Bertram's Hotel staff:
- Mr. Humfries, manager
- Miss Gorringe, receptionist
- Rose Sheldon, chambermaid
- Michael "Micky" Gorman, commissionair (doorman)
- Elvira Blake, young heiress hotel guest
- Mrs. Carpenter, chaperone for Elvira
- Col. Derek Luscombe, Elvira's guardian
- Bess, Lady Sedgewick, Elvira's estranged mother, an adventuress, and hotel guest
- Canon Pennyfeather, absent-minded cleric, hotel guest
- Ladislaus Malinowski, race car driver
- Miss Jane Marple
- Inspector Campbell of Scotland Yard
- Chief Inspector Fred "Father" Davy of Scotland Yard
Locale: London and environs
Synopsis: Jane Marple takes a two-week vacation at Bertram's Hotel, known for its traditional Edwardian atmosphere. She encounters some guests: adventuress Bess Sedgewick, her daughter Elvira Blake, and forgetful cleric Canon Pennyfather.
Almost immediately Miss Marple has a feeling that everything is not as it appears; as if she is in a theatrical set with actors playing the guests.

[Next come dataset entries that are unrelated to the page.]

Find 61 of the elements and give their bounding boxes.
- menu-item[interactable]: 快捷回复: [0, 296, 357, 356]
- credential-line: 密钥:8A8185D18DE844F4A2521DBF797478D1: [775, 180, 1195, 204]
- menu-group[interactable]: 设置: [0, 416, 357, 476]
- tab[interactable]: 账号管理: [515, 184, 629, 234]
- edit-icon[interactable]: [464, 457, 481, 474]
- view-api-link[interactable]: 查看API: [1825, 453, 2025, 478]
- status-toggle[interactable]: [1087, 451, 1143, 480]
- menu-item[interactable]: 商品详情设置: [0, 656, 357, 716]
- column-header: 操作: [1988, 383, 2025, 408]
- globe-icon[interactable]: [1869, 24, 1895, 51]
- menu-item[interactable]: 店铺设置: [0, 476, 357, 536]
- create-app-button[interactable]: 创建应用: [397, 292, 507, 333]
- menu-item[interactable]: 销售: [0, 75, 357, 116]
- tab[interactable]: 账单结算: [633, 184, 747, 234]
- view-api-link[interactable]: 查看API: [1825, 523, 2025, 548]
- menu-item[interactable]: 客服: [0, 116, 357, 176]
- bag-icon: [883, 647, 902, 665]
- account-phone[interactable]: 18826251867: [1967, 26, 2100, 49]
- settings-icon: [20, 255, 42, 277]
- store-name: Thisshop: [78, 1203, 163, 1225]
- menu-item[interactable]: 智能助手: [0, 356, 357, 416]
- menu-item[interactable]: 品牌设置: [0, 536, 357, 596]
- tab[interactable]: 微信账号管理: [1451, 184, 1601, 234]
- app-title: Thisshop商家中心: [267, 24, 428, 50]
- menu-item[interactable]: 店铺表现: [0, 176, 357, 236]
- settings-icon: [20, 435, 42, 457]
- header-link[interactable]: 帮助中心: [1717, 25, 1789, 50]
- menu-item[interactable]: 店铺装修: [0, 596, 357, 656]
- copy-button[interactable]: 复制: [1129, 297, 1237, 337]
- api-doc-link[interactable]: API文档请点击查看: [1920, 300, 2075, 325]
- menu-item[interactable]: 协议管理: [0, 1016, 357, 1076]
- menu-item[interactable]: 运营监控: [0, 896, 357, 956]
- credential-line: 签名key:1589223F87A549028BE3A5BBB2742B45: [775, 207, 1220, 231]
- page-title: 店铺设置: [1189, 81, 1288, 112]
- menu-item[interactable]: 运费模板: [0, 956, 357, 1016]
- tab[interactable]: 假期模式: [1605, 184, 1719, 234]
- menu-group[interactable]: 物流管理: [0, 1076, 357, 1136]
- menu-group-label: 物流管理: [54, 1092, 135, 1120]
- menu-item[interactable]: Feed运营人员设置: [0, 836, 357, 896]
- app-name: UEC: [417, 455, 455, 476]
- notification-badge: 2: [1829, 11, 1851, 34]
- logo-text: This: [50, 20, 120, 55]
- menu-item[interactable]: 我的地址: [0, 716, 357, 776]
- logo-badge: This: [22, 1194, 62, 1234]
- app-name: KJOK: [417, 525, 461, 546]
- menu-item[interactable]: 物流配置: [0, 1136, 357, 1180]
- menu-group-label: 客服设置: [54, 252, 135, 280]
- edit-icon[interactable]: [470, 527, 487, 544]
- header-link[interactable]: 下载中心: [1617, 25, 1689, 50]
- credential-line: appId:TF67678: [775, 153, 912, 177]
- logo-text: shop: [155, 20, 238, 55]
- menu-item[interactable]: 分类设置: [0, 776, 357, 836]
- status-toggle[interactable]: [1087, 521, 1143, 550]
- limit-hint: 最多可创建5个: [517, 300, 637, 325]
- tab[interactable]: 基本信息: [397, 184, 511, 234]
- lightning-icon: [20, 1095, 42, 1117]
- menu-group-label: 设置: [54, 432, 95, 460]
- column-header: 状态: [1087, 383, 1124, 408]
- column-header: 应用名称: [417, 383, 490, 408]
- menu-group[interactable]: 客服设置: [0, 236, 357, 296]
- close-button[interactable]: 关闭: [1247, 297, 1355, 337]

Elvira Blake will inherit a fortune when she turns 21. Her estranged mother is surprised to find her at the same hotel and urges Elvira's guardian, Col. Derek Luscombe, to take her elsewhere. Meanwhile, cleric Canon Pennyfather leaves for a conference, gets confused, and disappears. A few days later, he wakens in a private home near where a train robbery has recently occurred.
Elvira has been seen with a young race car driver, Ladislaus Malinowski, whose car has been seen at several recent robberies. She questions her lawyer about her inheritance: how much it is, and who would get it if she were to die. On Miss Marple's last day at the hotel, while talking with C.I. Davy, gunshots are heard on the street. Davy rushes out to find a hysterical Elvira next to the body of commissionaire (doorman) Micky Gorman. Elvira explains Gorman died shielding her from the gunfire.
Miss Marple and C.I. Davy reconstruct the disappearance of Canon Pennyfather to reveal a fact that helps unravel the mystery and identify the killer.
Review: At first I thought this was going to be one of the sad reminiscences about alas, things are not how they used to be, but that quickly passed as the story begins. The action does take a while, however, the murder not occurring until Chapter 20. There are a number of parallel mysteries occuring, and they all get tied together at the end.
There are some loose ends. I was looking for an explanation of how the train robbery was accomplished, but no. At the end when the killer is identified, it is ambigous what is going to happen to that person.
Overall, this was an excellent fast-paced read and the entire environment of the hotel quite enjoyable.